接客面では、口コミを書いてほしいと伝えるのではなく、おすすめメニューや店舗の楽しみ方を丁寧に案内することを重視します。初頭効果(最初の印象がその後の評価に強く影響する心理効果)を意識し、来店直後の体験で満足度を最大化することが鍵です。
2-3. 口コミを集めるプラットフォームを決める
業種や業態によって、どのプラットフォームの口コミが集客に強い影響を与えるかが異なります。口コミを集約するプラットフォームをあらかじめ決定することで、施策が分散せずマーケティング効果を最大化できます。
| 業種・業態 | 主要プラットフォーム |
|---|---|
| 飲食店 | 食べログ、Googleビジネスプロフィール |
| その他の店舗 | 各種予約サイト、Googleビジネスプロフィール |
| 製品 | Amazon、楽天、UGC(SNS・ブログ) |
| システム・サービス | レビューサイト、UGC(SNS・ブログ) |
3. 実践事例:都内中華料理店の取り組み
都内で複数店舗を展開する中華料理店では、初来店のトークスクリプトの改善と、翌日サンクスメッセージの導入によって、1年間で各店舗の口コミが100件以上増加。店舗によっては口コミ件数が2倍になりました。
施策①:初来店トークスクリプトの改善
この施策の核心は、口コミを直接依頼しないという点にあります。スタッフが初来店のお客様に伝えるのは「口コミを書いてください」ではなく、「おすすめメニューの楽しみ方」や「この店ならではの食べ方・頼み方」です。
最近は口コミを書くために新しい店舗を積極的に開拓する消費者も増えています。そうしたお客様にとって、初来店の体験は特別なものです。初頭効果を重視し、来店直後に最高の印象を持っていただくことが、自発的な口コミ投稿につながります。
トークスクリプトの設計思想
「口コミを書いてほしい」という押しつけは逆効果。スタッフが本当におすすめしたいメニューや楽しみ方を伝えることで、お客様が自然と「紹介したい」と感じる体験を設計する。
施策②:翌日サンクスメッセージの導入
来店翌日にSMSでサンクスメッセージを送信しました(システムによってはメールやLINEでの送信も可能です)。
翌日というタイミングが重要です。来店当日は食事の余韻が残っている一方、翌日になると感動が少し落ち着き、冷静に体験を振り返れるタイミングです。このタイミングでメッセージを受け取ることで、「そういえば良いお店だったな」という感情が再喚起され、口コミを書く行動につながります。

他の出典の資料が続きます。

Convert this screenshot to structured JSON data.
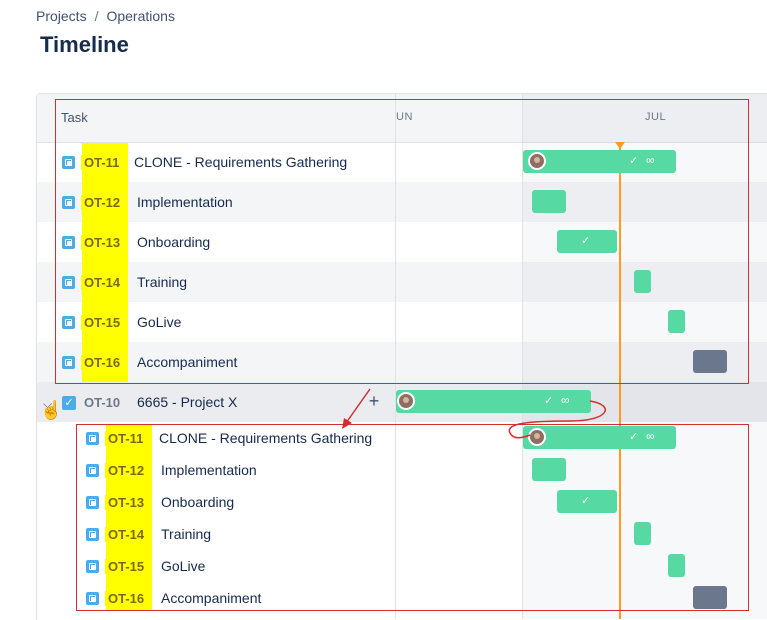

サンクスメッセージには口コミページへの直接リンクを含め、投稿のハードルを最小化しています。
4. プラットフォーム別の口コミの集め方
4-1. Googleビジネスプロフィール
店舗ビジネスでは最も重要なプラットフォームです。MEO(地図検索エンジン最適化)において、口コミの件数と評価は検索順位に大きく影響します。

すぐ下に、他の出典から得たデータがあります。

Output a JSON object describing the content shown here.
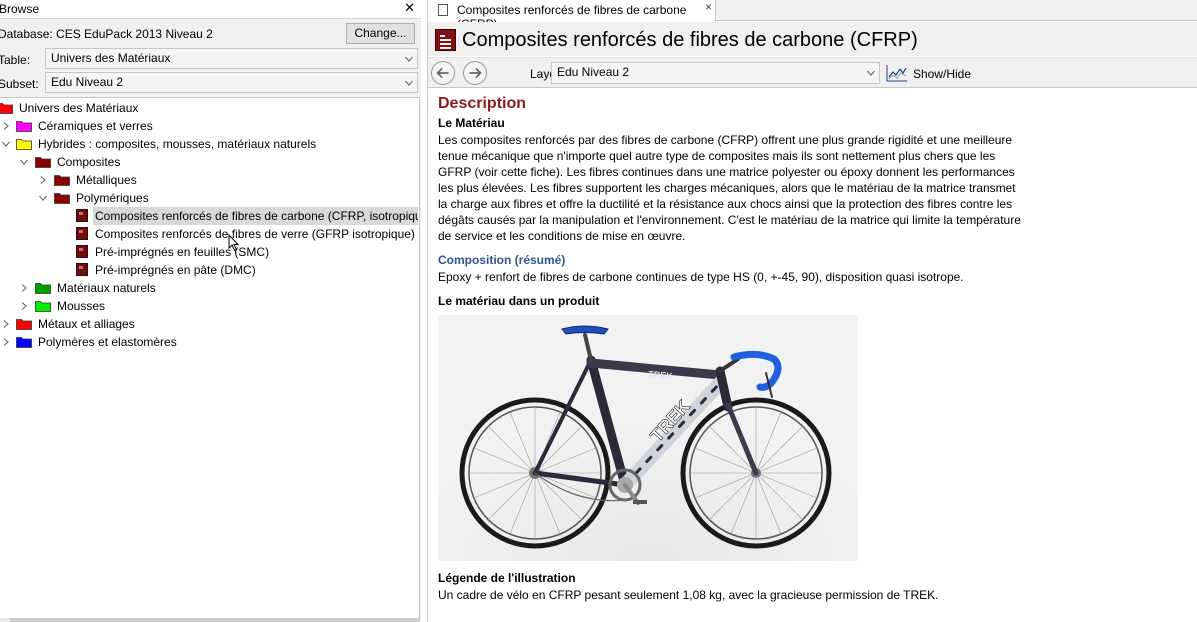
{
  "browse": {
    "title": "Browse",
    "database_label": "Database: CES EduPack 2013 Niveau 2",
    "change_button": "Change...",
    "table_label": "Table:",
    "table_value": "Univers des Matériaux",
    "subset_label": "Subset:",
    "subset_value": "Edu Niveau 2"
  },
  "tree": {
    "root": "Univers des Matériaux",
    "ceramics": "Céramiques et verres",
    "hybrids": "Hybrides : composites, mousses, matériaux naturels",
    "composites": "Composites",
    "metalliques": "Métalliques",
    "polymeriques": "Polymériques",
    "cfrp": "Composites renforcés de fibres de carbone (CFRP, isotropique)",
    "gfrp": "Composites renforcés de fibres de verre (GFRP isotropique)",
    "smc": "Pré-imprégnés en feuilles (SMC)",
    "dmc": "Pré-imprégnés en pâte (DMC)",
    "natural": "Matériaux naturels",
    "foams": "Mousses",
    "metals": "Métaux et alliages",
    "polymers": "Polymères et elastomères"
  },
  "colors": {
    "red": "#ff0000",
    "magenta": "#ff00ff",
    "yellow": "#ffff00",
    "darkred": "#8b0000",
    "green": "#00a000",
    "lime": "#00ee00",
    "blue": "#0000ff",
    "description": "#8b1a1a",
    "composition": "#2f5597"
  },
  "tab": {
    "title": "Composites renforcés de fibres de carbone (CFRP)",
    "close": "×"
  },
  "record": {
    "title": "Composites renforcés de fibres de carbone (CFRP)"
  },
  "toolbar": {
    "layout_label": "Layout:",
    "layout_value": "Edu Niveau 2",
    "showhide": "Show/Hide"
  },
  "content": {
    "description_heading": "Description",
    "material_heading": "Le Matériau",
    "material_lines": [
      "Les composites renforcés par des fibres de carbone (CFRP) offrent une plus grande rigidité et une meilleure",
      "tenue mécanique que n'importe quel autre type de composites mais ils sont nettement plus chers que les",
      "GFRP (voir cette fiche). Les fibres continues dans une matrice polyester ou époxy donnent les performances",
      "les plus élevées. Les fibres supportent les charges mécaniques, alors que le matériau de la matrice transmet",
      "la charge aux fibres et offre la ductilité et la résistance aux chocs ainsi que la protection des fibres contre les",
      "dégâts causés par la manipulation et l'environnement. C'est le matériau de la matrice qui limite la température",
      "de service et les conditions de mise en œuvre."
    ],
    "composition_heading": "Composition (résumé)",
    "composition_text": "Epoxy + renfort de fibres de carbone continues de type HS (0, +-45, 90), disposition quasi isotrope.",
    "product_heading": "Le matériau dans un produit",
    "bike_brand": "TREK",
    "legend_heading": "Légende de l'illustration",
    "legend_text": "Un cadre de vélo en CFRP pesant seulement 1,08 kg, avec la gracieuse permission de TREK."
  }
}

口コミを集めるには、購入やサービス提供後にフォローアップメッセージを送り、口コミページへのリンクを提供するのが効果的です。店内にQRコードを設置してスマートフォンから簡単に投稿できる環境を整えることも有効です。なお、口コミへのインセンティブ(報酬)提供や偽アカウントによる投稿はGoogleのガイドライン違反となります。
4-2. 食べログ・各種予約サイト
飲食店にとって食べログは来店動機に直結するプラットフォームです。食べログの評点はアルゴリズムで算出されるため、件数だけでなく評価の質も重要です。予約サイト経由の来店には、来店後のフォローメールでレビュー投稿を促す流れが効果的です。
4-3. Amazon・楽天レビュー
物販を行う事業者には、販売チャネルでのレビューが重要です。Amazonはセラーセントラルのレビューリクエスト機能を活用できます。楽天ではレビュー投稿後のインセンティブ提供が認められていますが、投稿前の特典付与や高評価の誘導は規約違反となります。
4-4. SNS・UGC(ユーザー生成コンテンツ)
XやInstagramでの言及は、ブランドの認知度向上に貢献します。ハッシュタグキャンペーンや写真コンテストを活用することで、ユーザーが自発的に投稿する仕組みを作れます。アフィリエイト広告の活用により、ブログやメディアへの言及を増やすことも有効です。
5. 口コミを増やすためのチェックシート
各項目をクリックしてチェックできます。
6. まとめ
口コミ集客を成功させるためには、「口コミを書いてもらう」ことを直接求めるのではなく、口コミを書きたくなる体験を設計することが根本的な考え方です。
具体的には、地域No.1を狙える看板メニューを作り、初来店時の初頭効果を最大化する接客を整え、翌日サンクスメッセージで感動を再喚起する流れを仕組み化することが重要です。都内の中華料理店での事例が示す通り、この施策の組み合わせにより、1年で各店舗100件以上の口コミ増加も実現できます。
口コミが増えることでMEOの順位が上がり、新規顧客が増え、さらに口コミが生まれるという好循環が生まれます。上記のチェックシートを活用しながら、自店に合った口コミ集客の仕組みを構築してみてください。